To be honest I didn't; I just wanted to lie where I was. But I knew I should do everything I could to be useful so I crawled out from under the blankets, pulled on my jumper and the anorak Jennifer had lent me while mine dried, and followed her across the lawn.

I watched while she released thirty or so chickens from their coops. Then she explained how much corn they were given and sent me to the outside tap to fetch some water. I broke the ice on top of the two enamel basins they drank from, emptied out the dirty stuff and filled them with fresh. I spilt some of it on my trousers and the chill seeped through to my legs.

Last of all we collected the eggs. Jennifer looked at me.

“Guess what's for breakfast?” she smiled.

It was as I watched her cut her toast into soldiers that I started to cry again. It was what Mum and I had always done and the memory sliced through me.

Jennifer made no comment until I was calmer. “You seem very sad, Robin,” she said.

I shook my head. “No – I don't feel anything and then I cry.”

“Have you always felt that way?”

“Never.”

She dusted the crumbs from her hands onto her plate. “Then what happened to change you?”

What, indeed?
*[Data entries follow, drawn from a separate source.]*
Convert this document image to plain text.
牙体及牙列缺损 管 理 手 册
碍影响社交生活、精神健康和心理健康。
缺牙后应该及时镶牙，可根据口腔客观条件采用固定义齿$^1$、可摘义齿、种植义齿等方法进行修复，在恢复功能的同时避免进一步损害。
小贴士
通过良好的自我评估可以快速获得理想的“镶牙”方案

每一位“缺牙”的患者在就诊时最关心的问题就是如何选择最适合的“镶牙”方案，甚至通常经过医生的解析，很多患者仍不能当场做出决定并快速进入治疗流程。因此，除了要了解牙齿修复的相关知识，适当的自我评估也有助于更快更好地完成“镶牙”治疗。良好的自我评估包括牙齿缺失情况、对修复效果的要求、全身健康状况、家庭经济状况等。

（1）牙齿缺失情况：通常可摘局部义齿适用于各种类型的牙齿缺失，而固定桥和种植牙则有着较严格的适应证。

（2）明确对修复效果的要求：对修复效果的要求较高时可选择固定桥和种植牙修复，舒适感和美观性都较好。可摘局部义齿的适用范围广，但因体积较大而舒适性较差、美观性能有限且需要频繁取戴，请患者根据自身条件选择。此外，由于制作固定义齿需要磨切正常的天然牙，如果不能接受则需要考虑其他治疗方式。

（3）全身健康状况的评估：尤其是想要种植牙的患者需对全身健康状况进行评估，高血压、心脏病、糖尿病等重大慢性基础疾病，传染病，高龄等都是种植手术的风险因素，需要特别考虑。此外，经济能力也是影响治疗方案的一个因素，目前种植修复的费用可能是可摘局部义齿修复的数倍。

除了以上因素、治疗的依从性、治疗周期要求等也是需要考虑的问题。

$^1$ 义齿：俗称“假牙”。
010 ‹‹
I turned my egg cup around on the table again and again, before I finally picked up my spoon and cracked the top open.

After breakfast I went to the utility room to look for my tent and rucksack – it was time I was moving on. But they were missing.

“Oh, I'm drying them out upstairs,” Jennifer said. “Anyway, you don't need them just yet. I was rather hoping you could help me clear some wood. That dreadful wind knocked down a couple of my apple trees and it's a shame to waste such good fuel.”

My labour was the only means I had of thanking Jennifer for her kindness. I wielded her ancient petrol driven chainsaw while she stripped away the remains of the leaves and the tiniest twigs and took them off to the compost heap.